Part of the job includes work in the field. A wildlife technician may gather specimens, trap and tag animals, and assist with the relocation of invasive species. Habitat preservation like planting grasses and flowers, cleaning rivers, and maintaining fragile environments may also be necessary. The wildlife technician can travel to field sites in vehicles or on foot, depending on location, and may need to stay in remote locations overnight or longer in some situations. Some work in pairs, while others may work alone in the field and need to be self-directed to complete tasks.
A supervisor may also require the collection of data through observation and testing. Wildlife technicians can conduct a census of inhabitants of a given location, and may take samples for analysis in a lab. They also take note of any issues indicating signs of an environmental imbalance that might need to be more closely investigated and addressed.
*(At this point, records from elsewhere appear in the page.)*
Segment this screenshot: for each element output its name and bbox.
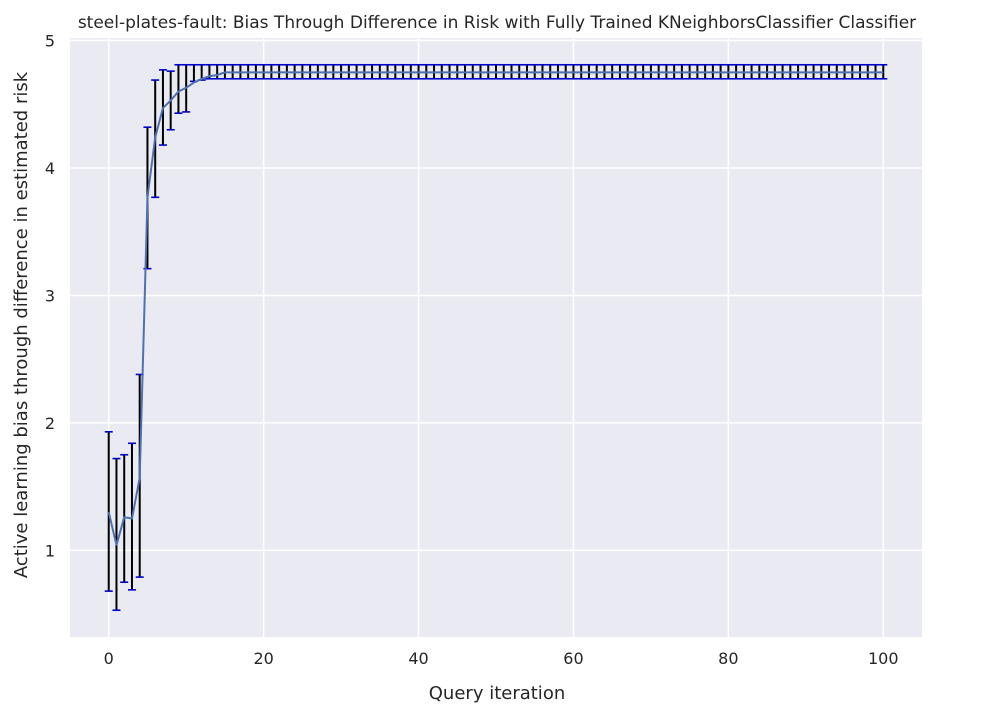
- y-tick-label-0: 1: [45, 541, 55, 560]
- grid: [70, 38, 922, 637]
- series-line: [107, 71, 884, 546]
- x-tick-label-4: 80: [718, 649, 738, 668]
- x-axis-label: Query iteration: [429, 683, 565, 704]
- plot-area: [70, 38, 922, 637]
- y-tick-label-3: 4: [45, 159, 55, 178]
- y-tick-label-2: 3: [45, 286, 55, 305]
- y-tick-label-4: 5: [45, 32, 55, 51]
- tick-labels: 0 20 40 60 80 100 1 2 3 4 5: [45, 32, 899, 668]
- x-tick-label-5: 100: [868, 649, 899, 668]
- y-tick-label-1: 2: [45, 414, 55, 433]
- x-tick-label-2: 40: [408, 649, 428, 668]
- chart-title: steel-plates-fault: Bias Through Differe…: [78, 13, 916, 33]
- x-tick-label-3: 60: [563, 649, 583, 668]
- x-tick-label-1: 20: [253, 649, 273, 668]
- x-tick-label-0: 0: [104, 649, 114, 668]
- y-axis-label: Active learning bias through difference …: [11, 71, 32, 578]
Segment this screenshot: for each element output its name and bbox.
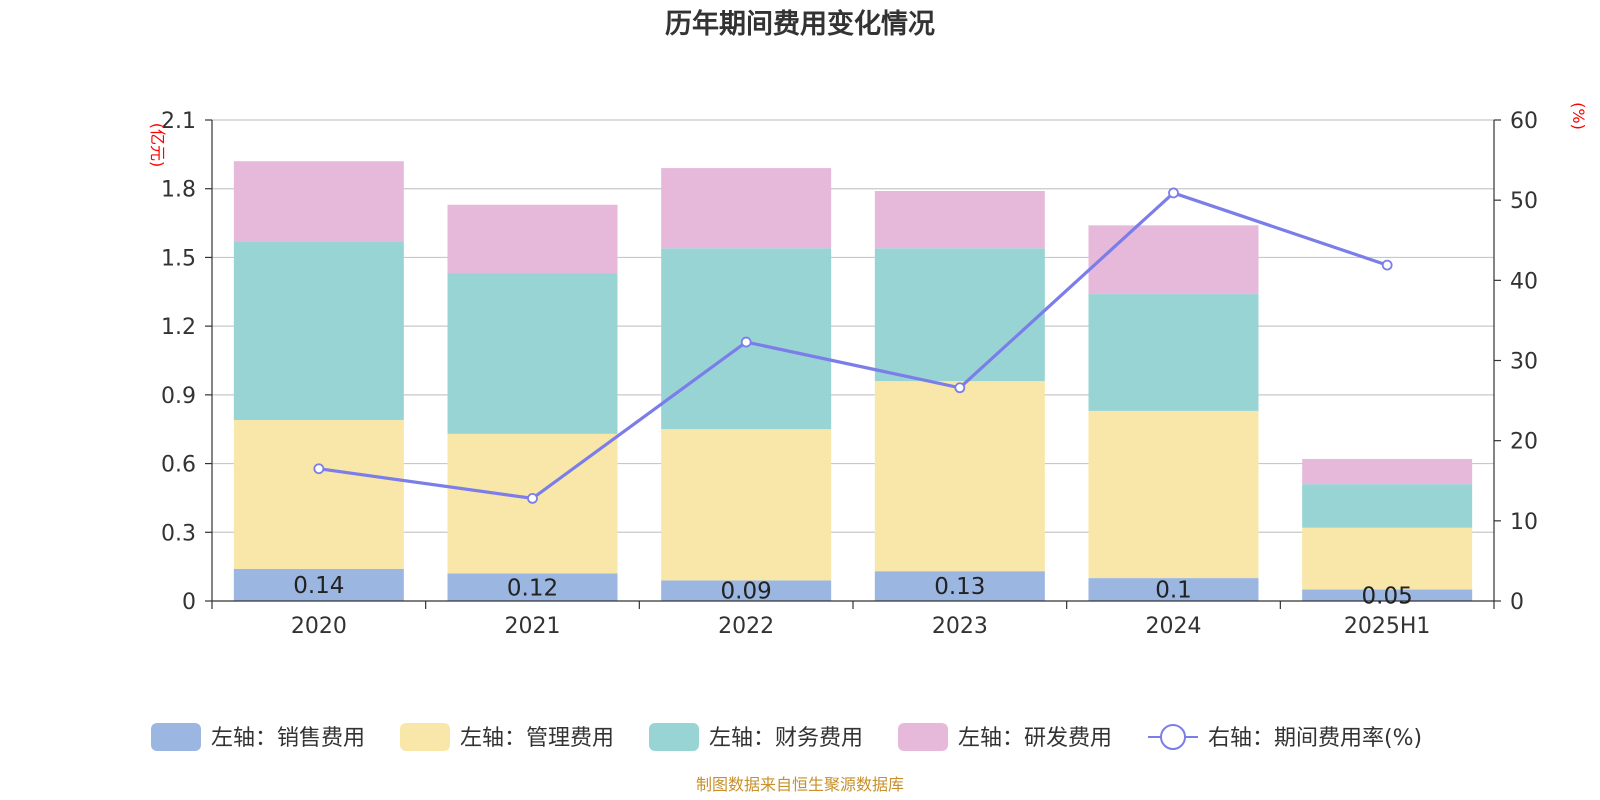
data-labels: 0.14 0.12 0.09 0.13 0.1 0.05 <box>293 573 1413 609</box>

For example, a wildlife technician might observe that construction is causing erosion because workers are not adequately protecting the site.
In the lab environment, wildlife technicians may catalog and record specimens, enter data in a computer, and assist with some tests. They also help with the preparation of reports. These may be designed for internal use or distribution to the general public and can include charts, graphs, and other supplemental data. Wildlife technicians may need to be familiar with internal computer systems as well as conventions in report writing so they can enter data consistently and appropriately.
The nature of the work can be highly diverse. Some wildlife technicians work largely independently because of their high level of experience and competence. Others may need to be more closely supervised because they are not as well trained. Room for advancement in a wildlife technician position can depend on the number of jobs at an agency; as people rise in the ranks they may qualify for more pay and benefits like additional paid vacation days or sponsorships to attend conferences and other events to enrich their training.